Als wir vor einem Jahr entschieden, dass wir nach Deutschland fahren, habe ich mir vorgestellt, dass ich dort ein gutes Leben bekommen würde. Aber wir hatten einen schlimmen Weg von Syrien nach Deutschland. Einen Monat lang blieben wir in der Türkei. Das war nicht sehr schön. Nach Deutschland kamen wir über das Meer. Sieben Stunden waren wir auf dem Meer. Wir dachten, wir würden sterben. Also haben wir die Küstenwache gerufen. Sie haben geantwortet. Aber sie konnten uns nicht finden. Die Wellen waren fünf Meter hoch und unser Boot war sehr klein. Am Ende haben sie uns aber doch gefunden. Wir freuten uns – und dankten ihnen, weil sie uns geholfen haben. Als wir nach Deutschland kamen, habe ich mich nochmal gefreut. Der schlimme Weg war zu Ende. Ich habe ein neues Leben bekommen.
In Deutschland gehe ich zur Schule. Ich besuche die Matthias Claudius Schule in Bochum. Die deutsche Sprache ist ein bisschen schwer für mich, aber ich glaube, ich werde das schaffen. Ich möchte nämlich Ärztin werden – wegen meinem Vater.
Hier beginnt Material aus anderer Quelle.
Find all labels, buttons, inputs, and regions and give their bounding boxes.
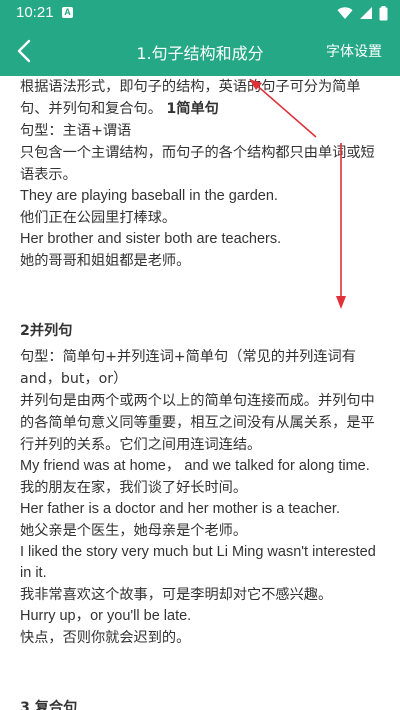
compound-example-4-en: Hurry up，or you'll be late.: [20, 608, 192, 624]
simple-example-2-en: Her brother and sister both are teachers…: [20, 231, 282, 247]
compound-description: 并列句是由两个或两个以上的简单句连接而成。并列句中的各简单句意义同等重要，相互之…: [20, 393, 375, 453]
compound-example-1-en: My friend was at home， and we talked for…: [20, 458, 370, 474]
status-bar: 10:21 A: [0, 0, 400, 26]
simple-example-2-zh: 她的哥哥和姐姐都是老师。: [20, 253, 191, 269]
section-heading-complex: 3 复合句: [20, 700, 78, 710]
notification-icon: A: [62, 7, 73, 18]
section-heading-simple: 1简单句: [166, 101, 219, 117]
toolbar: 1.句子结构和成分 字体设置: [0, 26, 400, 76]
status-time: 10:21: [16, 4, 54, 21]
simple-example-1-zh: 他们正在公园里打棒球。: [20, 210, 177, 226]
compound-example-4-zh: 快点，否则你就会迟到的。: [20, 630, 191, 646]
signal-icon: [360, 7, 372, 19]
intro-paragraph: 根据语法形式，即句子的结构，英语的句子可分为简单句、并列句和复合句。 1简单句: [20, 76, 386, 120]
compound-example-2-en: Her father is a doctor and her mother is…: [20, 501, 340, 517]
compound-example-2-zh: 她父亲是个医生，她母亲是个老师。: [20, 523, 248, 539]
status-icons: [337, 5, 388, 21]
font-settings-button[interactable]: 字体设置: [326, 41, 382, 61]
simple-pattern: 句型：主语+谓语: [20, 123, 132, 139]
simple-description: 只包含一个主谓结构，而句子的各个结构都只由单词或短语表示。: [20, 145, 375, 183]
battery-icon: [379, 5, 388, 20]
article-content[interactable]: 根据语法形式，即句子的结构，英语的句子可分为简单句、并列句和复合句。 1简单句 …: [20, 76, 386, 710]
page-title: 1.句子结构和成分: [136, 44, 264, 63]
compound-example-3-zh: 我非常喜欢这个故事，可是李明却对它不感兴趣。: [20, 587, 333, 603]
compound-pattern: 句型：简单句+并列连词+简单句（常见的并列连词有and，but，or）: [20, 349, 356, 387]
simple-example-1-en: They are playing baseball in the garden.: [20, 188, 278, 204]
wifi-icon: [337, 7, 353, 19]
back-button[interactable]: [8, 34, 42, 68]
compound-example-3-en: I liked the story very much but Li Ming …: [20, 544, 376, 581]
chevron-left-icon: [17, 39, 31, 63]
section-heading-compound: 2并列句: [20, 323, 73, 339]
compound-example-1-zh: 我的朋友在家，我们谈了好长时间。: [20, 480, 248, 496]
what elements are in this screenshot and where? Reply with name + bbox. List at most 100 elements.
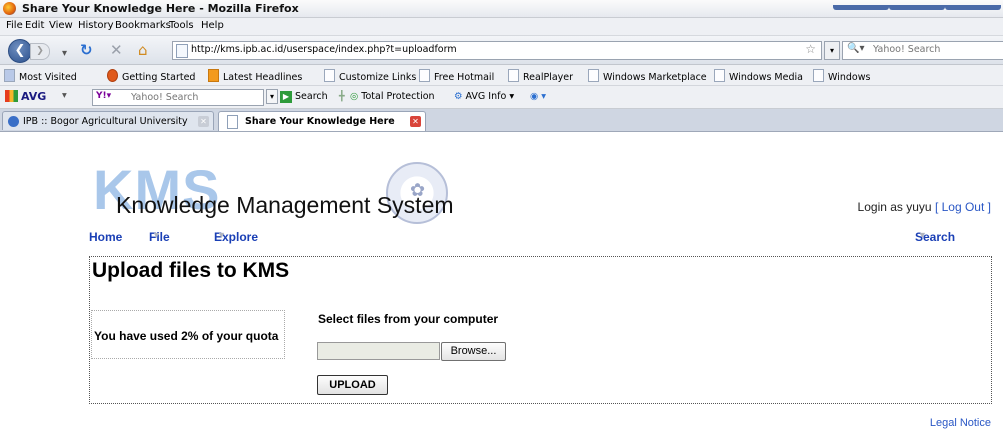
tab-label: Share Your Knowledge Here [245,116,395,127]
menu-bookmarks[interactable]: Bookmarks [115,20,171,31]
navigation-toolbar: ❮ ❯ ▾ ↻ ✕ ⌂ ☆ ▾ 🔍▾ [0,36,1003,65]
bookmark-label: RealPlayer [523,72,574,83]
page-content: KMS ✿ Knowledge Management System Login … [0,132,1003,433]
upload-panel: Upload files to KMS You have used 2% of … [89,256,992,404]
url-dropdown-icon[interactable]: ▾ [824,41,840,60]
search-input[interactable] [873,42,998,57]
bookmark-getting-started[interactable]: Getting Started [107,69,195,83]
site-navigation: Home File ▼ Explore ▼ Search ▼ [0,230,1003,246]
bookmark-most-visited[interactable]: Most Visited [4,69,77,83]
bookmark-label: Most Visited [19,72,77,83]
bookmark-label: Getting Started [122,72,196,83]
bookmark-latest-headlines[interactable]: Latest Headlines [208,69,302,83]
reload-icon[interactable]: ↻ [80,41,93,59]
yahoo-search-input[interactable] [131,90,259,104]
menu-history[interactable]: History [78,20,114,31]
back-button[interactable]: ❮ [8,39,32,63]
bookmark-label: Latest Headlines [223,72,303,83]
nav-home[interactable]: Home [89,230,122,244]
quota-status: You have used 2% of your quota [91,310,285,359]
close-tab-icon[interactable]: ✕ [198,116,209,127]
browse-button[interactable]: Browse... [441,342,506,361]
url-bar[interactable]: ☆ [172,41,822,60]
menu-tools[interactable]: Tools [169,20,194,31]
url-input[interactable] [191,42,751,57]
bookmark-realplayer[interactable]: RealPlayer [508,69,573,83]
avg-search-label: Search [295,91,328,102]
close-tab-icon[interactable]: ✕ [410,116,421,127]
bookmark-icon [419,69,430,82]
tab-ipb[interactable]: IPB :: Bogor Agricultural University ✕ [2,111,214,130]
yahoo-search-box[interactable]: Y!▾ [92,89,264,106]
bookmark-label: Windows Marketplace [603,72,707,83]
avg-total-protection[interactable]: ◎ Total Protection [350,91,435,102]
avg-total-protection-label: Total Protection [361,91,435,102]
file-path-field[interactable] [317,342,440,360]
bookmark-label: Windows Media [729,72,803,83]
history-dropdown-icon[interactable]: ▾ [62,45,67,63]
chevron-down-icon: ▼ [918,230,927,240]
page-icon [176,44,188,58]
bookmark-label: Free Hotmail [434,72,495,83]
avg-settings-icon[interactable]: ◉ ▾ [530,91,546,102]
window-controls[interactable] [833,0,1003,10]
bookmark-icon [588,69,599,82]
forward-button[interactable]: ❯ [30,43,50,60]
login-status: Login as yuyu [ Log Out ] [858,200,991,214]
avg-logo[interactable]: AVG [5,90,46,103]
search-bar[interactable]: 🔍▾ [842,41,1003,60]
window-title: Share Your Knowledge Here - Mozilla Fire… [22,2,299,15]
bookmark-customize-links[interactable]: Customize Links [324,69,416,83]
logout-link[interactable]: [ Log Out ] [935,200,991,214]
bookmark-windows-marketplace[interactable]: Windows Marketplace [588,69,707,83]
bookmark-icon [324,69,335,82]
bookmark-icon [714,69,725,82]
page-title: Upload files to KMS [92,259,290,282]
avg-toolbar: AVG ▾ Y!▾ ▾ ▶Search ╋ ◎Total Protection … [0,86,1003,109]
bookmark-label: Windows [828,72,871,83]
bookmark-icon [4,69,15,82]
login-user-label: Login as yuyu [857,200,932,214]
bookmark-star-icon[interactable]: ☆ [805,42,816,56]
globe-icon [8,116,19,127]
bookmark-free-hotmail[interactable]: Free Hotmail [419,69,494,83]
firefox-icon [3,2,16,15]
window-titlebar: Share Your Knowledge Here - Mozilla Fire… [0,0,1003,18]
upload-button[interactable]: UPLOAD [317,375,388,395]
avg-info-label: AVG Info [465,91,507,102]
tab-share-knowledge[interactable]: Share Your Knowledge Here ✕ [218,111,426,131]
avg-dropdown-icon[interactable]: ▾ [62,90,67,101]
separator-icon: ╋ [339,91,345,102]
avg-info-button[interactable]: ⚙ AVG Info ▾ [454,91,514,102]
bookmark-windows-media[interactable]: Windows Media [714,69,803,83]
menu-help[interactable]: Help [201,20,224,31]
info-icon: ⚙ [454,91,463,102]
chevron-down-icon: ▼ [152,230,161,240]
legal-notice-link[interactable]: Legal Notice [930,417,991,429]
search-engine-icon[interactable]: 🔍▾ [847,43,864,54]
tab-label: IPB :: Bogor Agricultural University [23,116,188,127]
yahoo-dropdown-icon[interactable]: ▾ [266,89,278,104]
menu-bar: File Edit View History Bookmarks Tools H… [0,18,1003,36]
bookmark-windows[interactable]: Windows [813,69,870,83]
system-title: Knowledge Management System [116,192,454,218]
avg-brand-label: AVG [21,90,47,103]
chevron-down-icon: ▼ [217,230,226,240]
menu-file[interactable]: File [6,20,23,31]
menu-edit[interactable]: Edit [25,20,44,31]
tab-bar: IPB :: Bogor Agricultural University ✕ S… [0,109,1003,132]
home-icon[interactable]: ⌂ [138,41,148,59]
page-icon [227,115,238,129]
search-go-icon: ▶ [280,91,292,103]
bookmark-icon [508,69,519,82]
menu-view[interactable]: View [49,20,73,31]
bookmark-icon [107,69,118,82]
stop-icon[interactable]: ✕ [110,41,123,59]
yahoo-icon[interactable]: Y!▾ [96,91,111,101]
rss-icon [208,69,219,82]
select-files-header: Select files from your computer [318,312,499,326]
bookmark-icon [813,69,824,82]
bookmark-label: Customize Links [339,72,417,83]
avg-search-button[interactable]: ▶ Search [280,91,328,103]
shield-icon: ◎ [350,91,359,102]
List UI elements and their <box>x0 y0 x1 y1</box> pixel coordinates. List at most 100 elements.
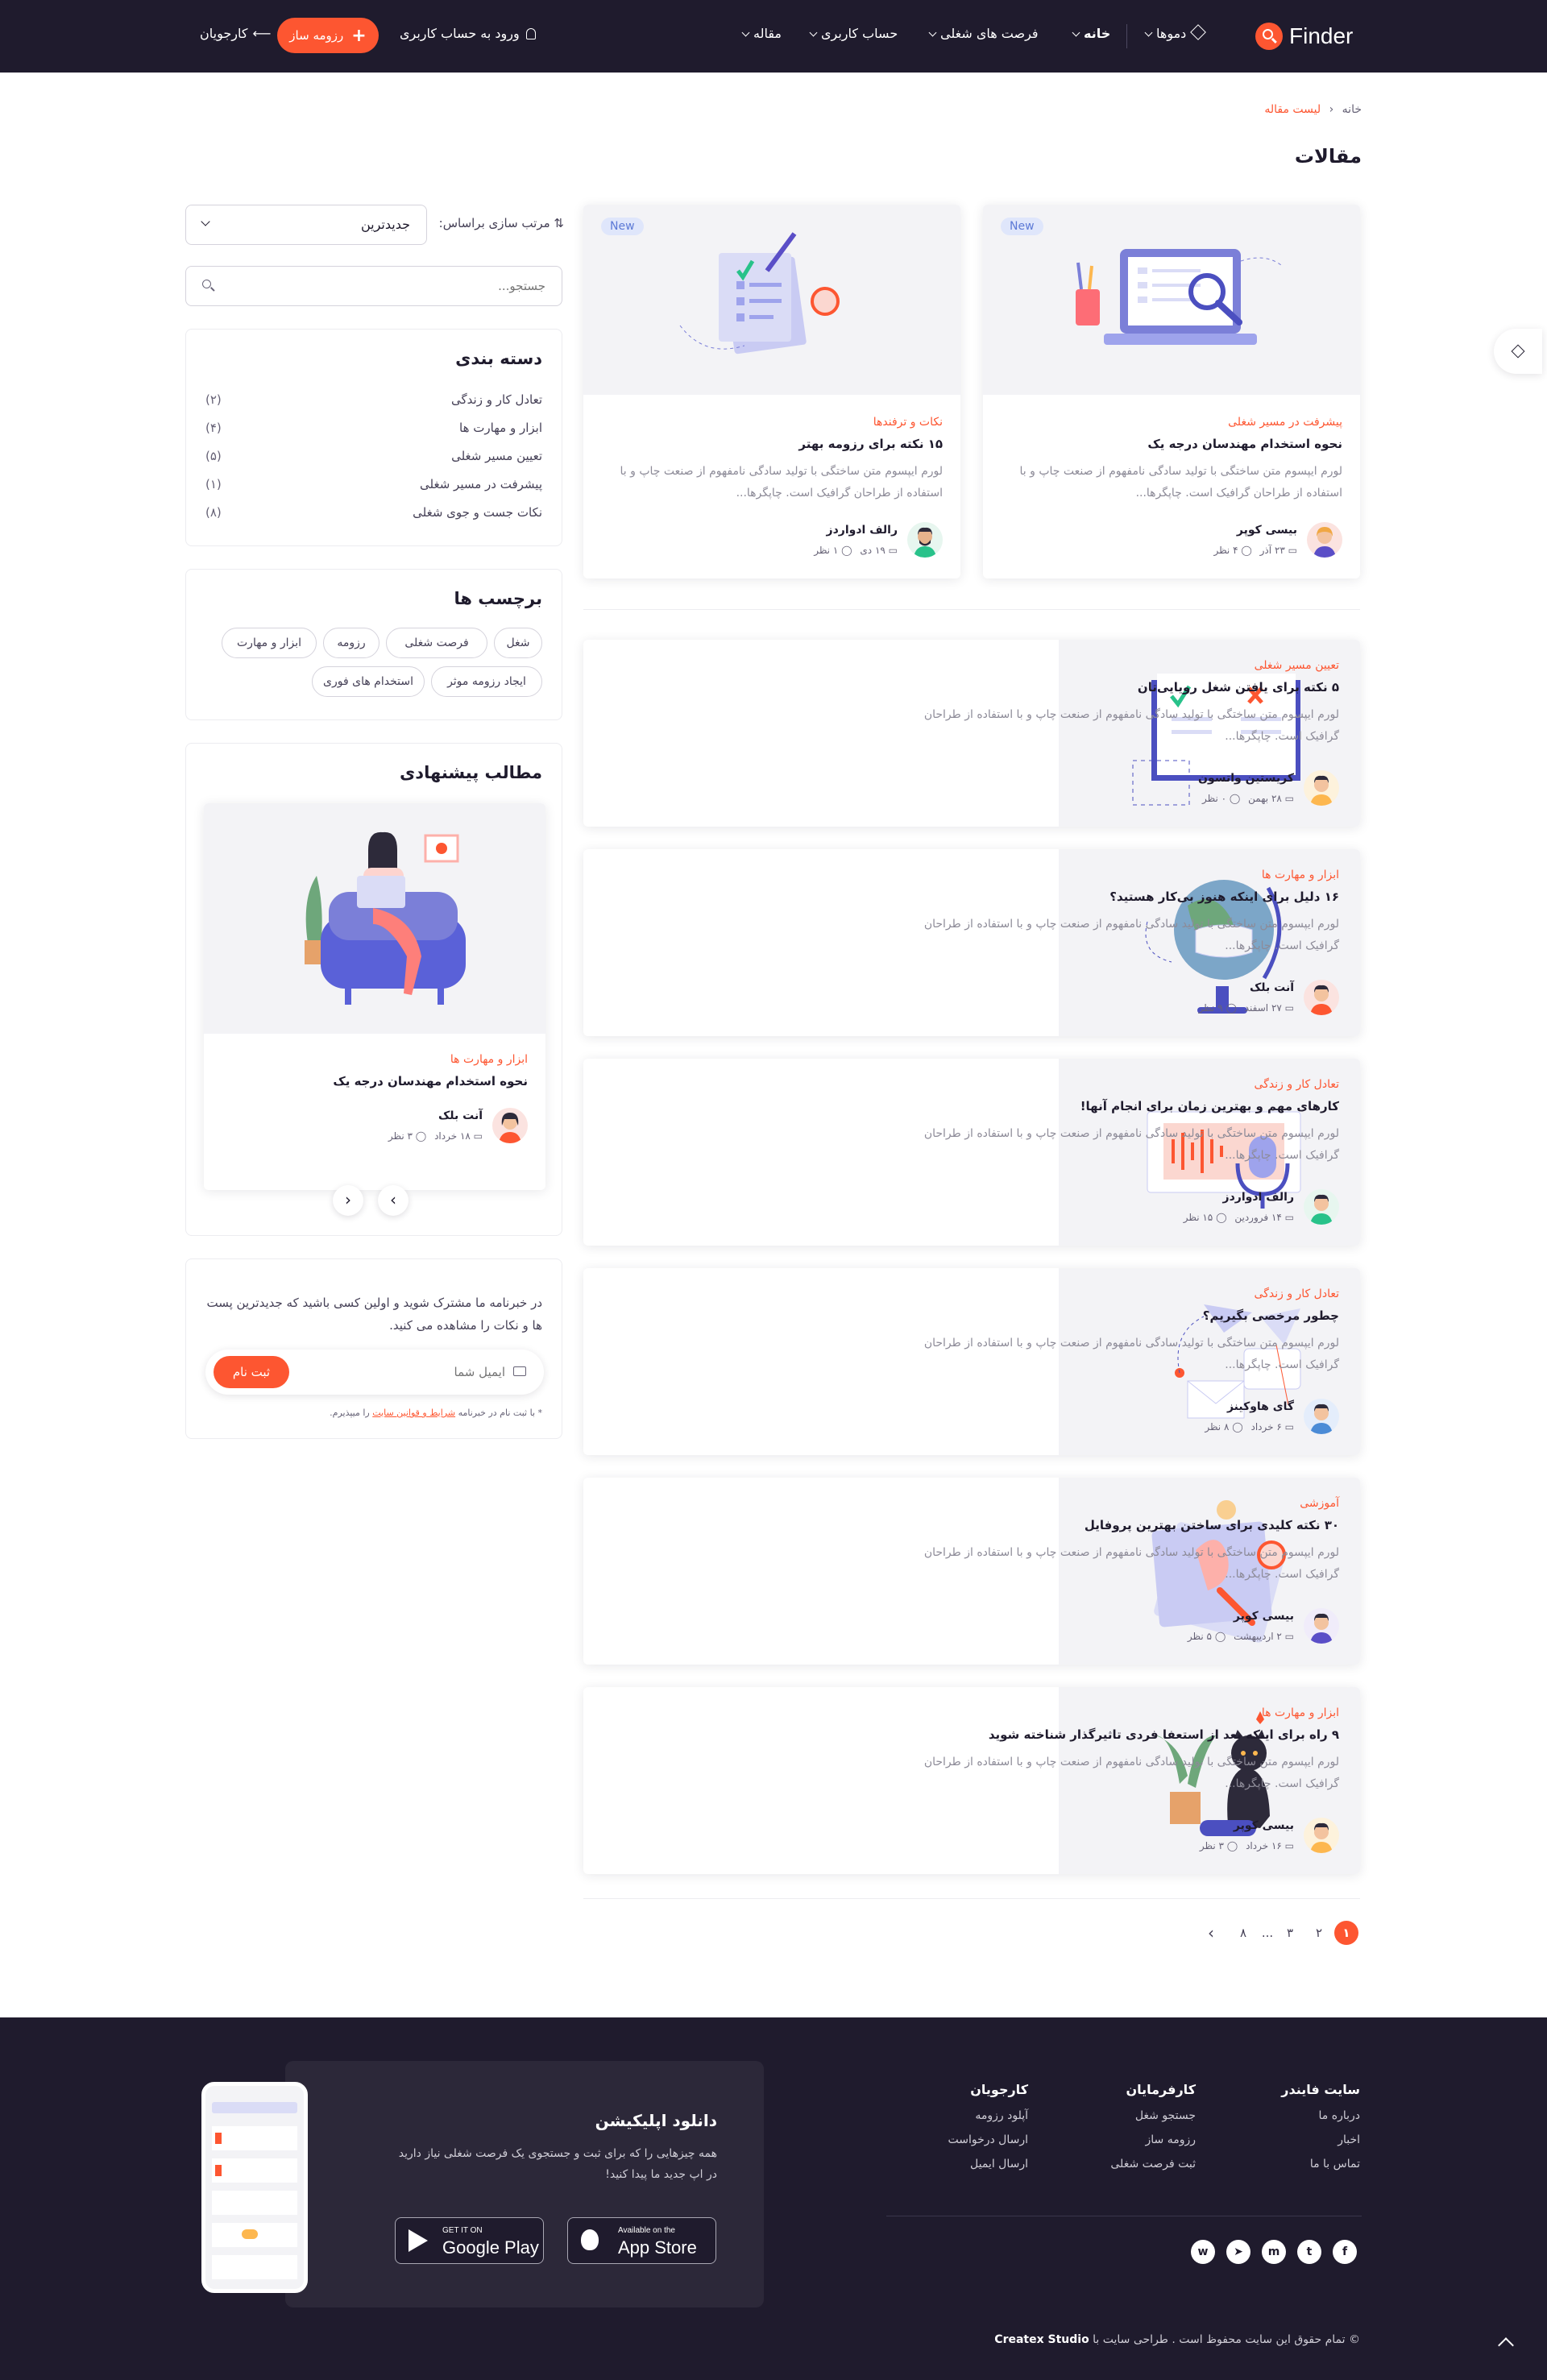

Mein Vater ist krank. Er ist in Syrien geblieben. Sein Herz ist schwach und macht ihm Schmerzen. Deswegen möchte ich eine Ärztin werden, das ist mein Wunschberuf.
Die Deutschen sind sehr nett. Den anderen Flüchtlingen sage ich, dass sie Deutsch lernen sollen. Obwohl das sehr schwer ist. Und ich danke den Deutschen, weil sie uns geholfen haben.
Nun wünsche ich mir nur noch, dass mein Vater auch nach Deutschland kommt und unser Leben besser wird.